Friday, January 16, 2015

Quick, Look Polish!

Many, many, MANY years ago my sister came to visit and brought with her a couple of photo albums crammed full of stuff (she is the family historian, you see).
One of the items in the album was an old letter from one of our relatives to another.  It is sloppy, in cursive, and written in Polish - a language I don’t have a clue about.  Additionally, there were almost no clear indicators where the letter began or ended and I had no real context for what the letter could possibly contain.

I was curious enough to start putting pieces and parts into Google Translate. 

It was an entertaining couple of hours to get to the level of translation I show below and it is still pretty gibberish-y.  Whenever I saw I had obvious errors, like when the translator came back with “the nose is a lake” (I’m not kidding), I went back and tweaked what I thought I could make out of the cursive - sometimes it helped. 

I also learned that it is critical with a capital “C” that one understands that the “=“ means “continued on next line”.  I won’t get into the utterly tasteless mistranslation I ran into before I figured that out other than it made me think “Yikes!  This letter has taken a horrifying turn all of a sudden…”  I try to keep things clean-ish here at The 36th Lock.

In some cases I had to throw up my hands and just leave those words untranslated (those are the words in all caps).

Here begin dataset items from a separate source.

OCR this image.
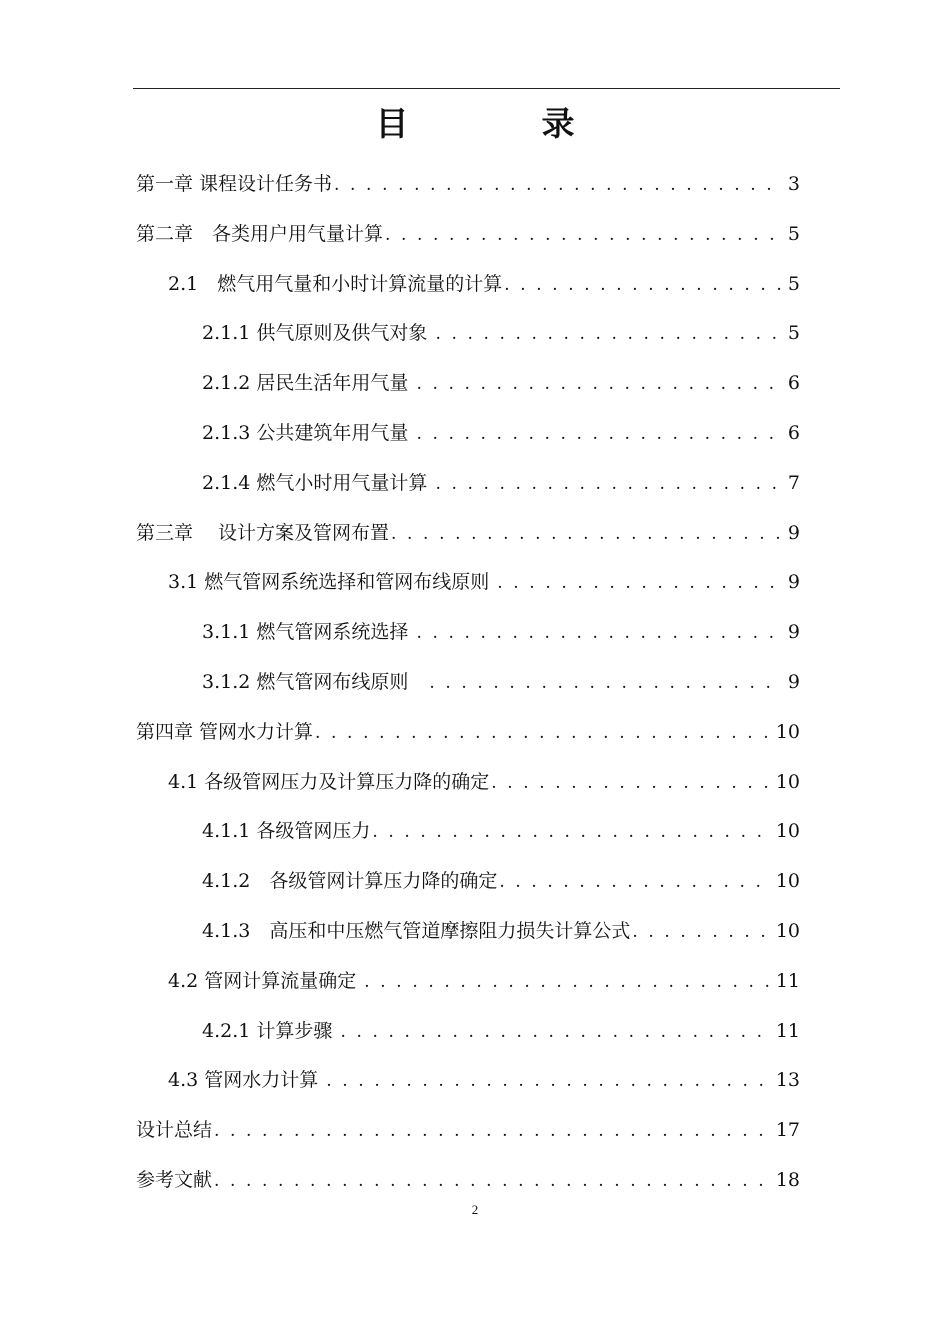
目　录
第一章 课程设计任务书 . . .	3
第二章　各类用户用气量计算 . . .	5
2.1　燃气用气量和小时计算流量的计算 . . .	5
2.1.1 供气原则及供气对象 . . .	5
2.1.2 居民生活年用气量 . . .	6
2.1.3 公共建筑年用气量 . . .	6
2.1.4 燃气小时用气量计算 . . .	7
第三章　 设计方案及管网布置 . . .	9
3.1 燃气管网系统选择和管网布线原则 . . .	9
3.1.1 燃气管网系统选择 . . .	9
3.1.2 燃气管网布线原则　 . . .	9
第四章 管网水力计算 . . .	10
4.1 各级管网压力及计算压力降的确定 . . .	10
4.1.1 各级管网压力 . . .	10
4.1.2　各级管网计算压力降的确定 . . .	10
4.1.3　高压和中压燃气管道摩擦阻力损失计算公式 . . .	10
4.2 管网计算流量确定 . . .	11
4.2.1 计算步骤 . . .	11
4.3 管网水力计算 . . .	13
设计总结 . . .	17
参考文献 . . .	18
2
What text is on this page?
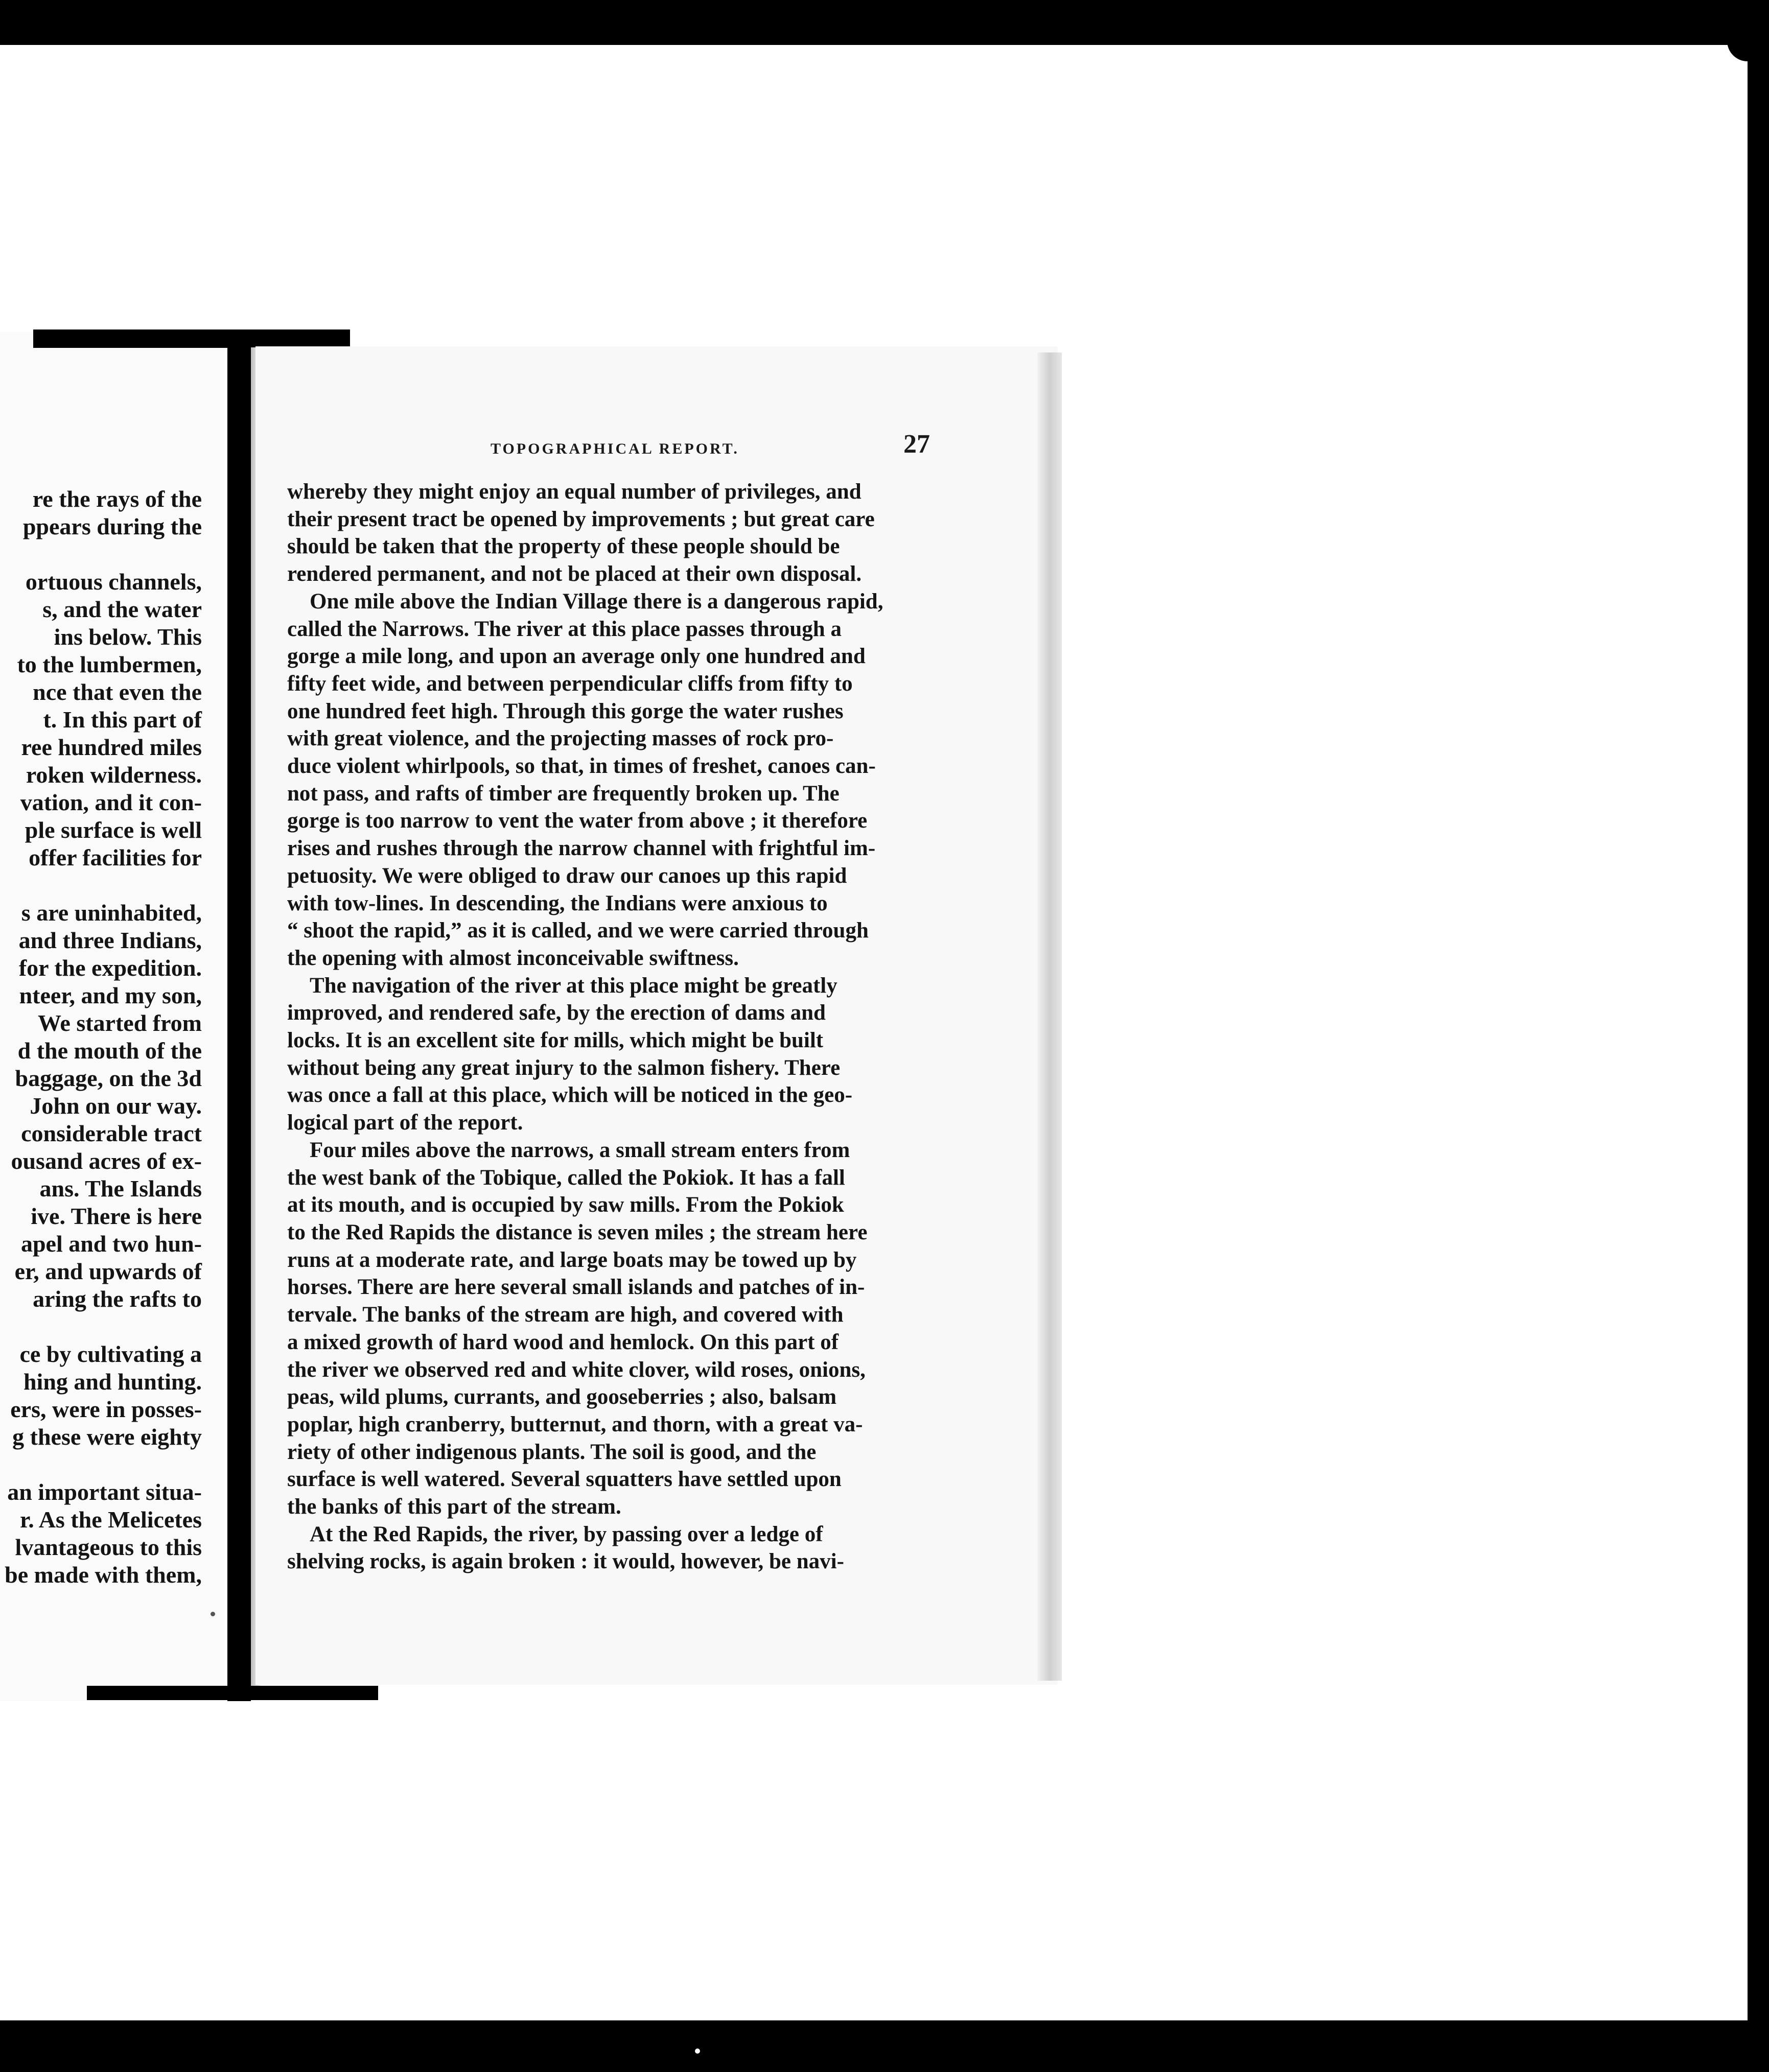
re the rays of the
ppears during the
ortuous channels,
s, and the water
ins below. This
to the lumbermen,
nce that even the
t. In this part of
ree hundred miles
roken wilderness.
vation, and it con-
ple surface is well
offer facilities for
s are uninhabited,
and three Indians,
for the expedition.
nteer, and my son,
We started from
d the mouth of the
baggage, on the 3d
John on our way.
considerable tract
ousand acres of ex-
ans. The Islands
ive. There is here
apel and two hun-
er, and upwards of
aring the rafts to
ce by cultivating a
hing and hunting.
ers, were in posses-
g these were eighty
an important situa-
r. As the Melicetes
lvantageous to this
be made with them,
TOPOGRAPHICAL REPORT.	27
whereby they might enjoy an equal number of privileges, and
their present tract be opened by improvements ; but great care
should be taken that the property of these people should be
rendered permanent, and not be placed at their own disposal.
One mile above the Indian Village there is a dangerous rapid,
called the Narrows. The river at this place passes through a
gorge a mile long, and upon an average only one hundred and
fifty feet wide, and between perpendicular cliffs from fifty to
one hundred feet high. Through this gorge the water rushes
with great violence, and the projecting masses of rock pro-
duce violent whirlpools, so that, in times of freshet, canoes can-
not pass, and rafts of timber are frequently broken up. The
gorge is too narrow to vent the water from above ; it therefore
rises and rushes through the narrow channel with frightful im-
petuosity. We were obliged to draw our canoes up this rapid
with tow-lines. In descending, the Indians were anxious to
“ shoot the rapid,” as it is called, and we were carried through
the opening with almost inconceivable swiftness.
The navigation of the river at this place might be greatly
improved, and rendered safe, by the erection of dams and
locks. It is an excellent site for mills, which might be built
without being any great injury to the salmon fishery. There
was once a fall at this place, which will be noticed in the geo-
logical part of the report.
Four miles above the narrows, a small stream enters from
the west bank of the Tobique, called the Pokiok. It has a fall
at its mouth, and is occupied by saw mills. From the Pokiok
to the Red Rapids the distance is seven miles ; the stream here
runs at a moderate rate, and large boats may be towed up by
horses. There are here several small islands and patches of in-
tervale. The banks of the stream are high, and covered with
a mixed growth of hard wood and hemlock. On this part of
the river we observed red and white clover, wild roses, onions,
peas, wild plums, currants, and gooseberries ; also, balsam
poplar, high cranberry, butternut, and thorn, with a great va-
riety of other indigenous plants. The soil is good, and the
surface is well watered. Several squatters have settled upon
the banks of this part of the stream.
At the Red Rapids, the river, by passing over a ledge of
shelving rocks, is again broken : it would, however, be navi-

Here is what I can make of the Polish:

list pisany dnia 18 listopada 1950 roku odzywam sie do ciebie kochany synu
Niech będzie Pochwalony Jezus Chrystu

list od ciebie odebrać za ktory ci dziekuje from sie dowie dzieci o twoim zdrowiu i powodzeniu a ja jestem zdrowy a powodzenie

moje jak zwykle i u nas sniegu 

zimna wcale i fajny czas

dotyk czas a dalej to nie wiadomo a od nas to duzo CHTOPOKOW

wzieli do wojska ale i nas to jeszcze dobrze

celka dziękówa dostata CHTOPOKA 

w tamten niedziele byty chrzciny i chamka

MANKOWA się oczy nieca znanego domu

i bryta na weselu i dotyk czas to ludzie zarabiają choc drogo bo funt mięsa kosztu je dolara i wicej

ci NIMOM co pisae tylko cie pozdrawiam kochany synu i zone i dzieci twoja matka

And here is the English according to Google Translate

a letter written on 18 November 1950 talk to you dear son 
May Jesus Christ be praised 

receive a letter from you for who you thank you from the children finds out about your health and success and I'm healthy and successful 

Me, as usual, and with us the snow 

cold and cool all the time 

touch time and further it does not know a lot of us CHTOPOKOW 

they took the army but we are still not well 

Thanked cell is insufficiently CHTOPOKA 

in that Sunday entities baptisms and low peasant 

MANKOWA eyes less than a well-known home 

and in abundance at the wedding and feel the time is people earn though expensive because a pound of meat cost them a dollar and more 

NIMOM you what to write only greet you dear son and wife and children, your mother

————-

Meh… Not great, but I think that’s the best I can do.  I have reviewed project proposals that were less elegantly worded than this translation, though, so I’m gonna call this one a victory (my bar is set really low) and move on.